By Zoë Leanza
At a recent conference, bioinformatician Colin
Birkenbihl showcased his work on the AddNeuroMed (ANM) dataset. Birkenbihl, a PhD student at Fraunhofer Institute for Algorithms and Scientific Computing (SCAI), painstakingly curated this extensive dataset to improve its utility.
Launched in 2005, the ANM study produced a vast collection of data from more than 1,700 participants. Participants enrolled at six different sites across Europe and provided blood and other samples to help develop and validate biomarkers in Alzheimer’s disease (AD). The research team used these specimens to generate data for the cohort, including proteomic, metabolomic, genomic, transcriptomic and other data types. The volume of data was remarkable. It was also disorganized.
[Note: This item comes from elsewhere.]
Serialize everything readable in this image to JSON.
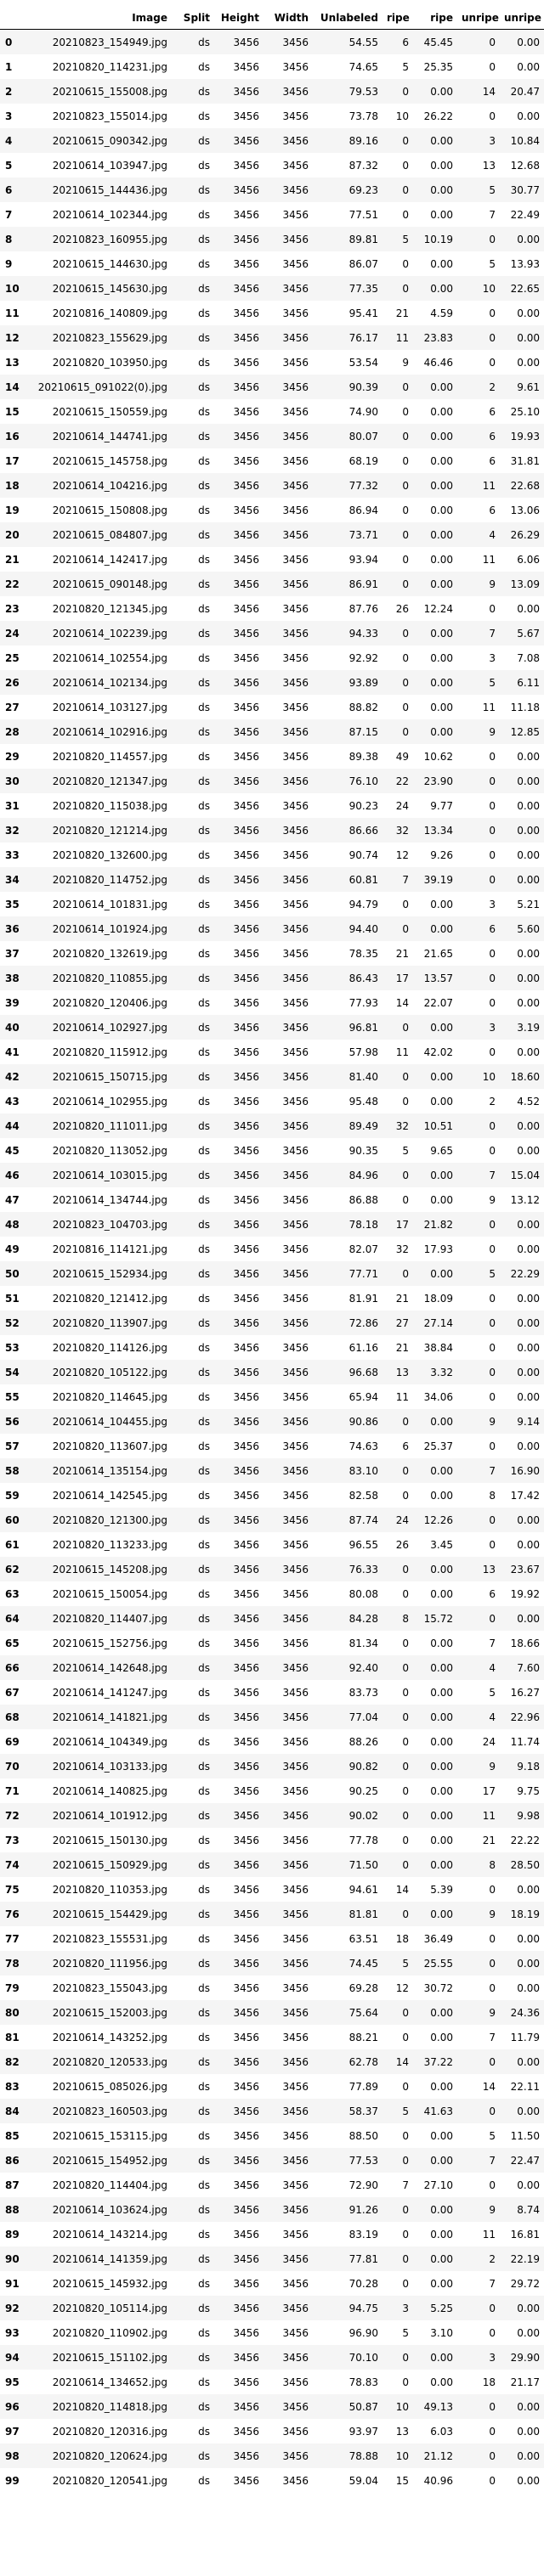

Once described as a “data dump” with mixed modalities and missing documents, the dataset was complex and disparate. Recognizing the importance of good data organization, Birkenbihl meticulously pre-processed the ANM dataset with the support of Sir Simon Lovestone of the University of Oxford.
Sir Simon Lovestone
The new version of the dataset includes comprehensive multimodal data, with identifiers mapped to public resources and metadata standardized to align with the principles of FAIR (Findable, Accessible, Interoperable, and Reusable) science. Standardizing the dataset enables researchers to focus on discovery and validation.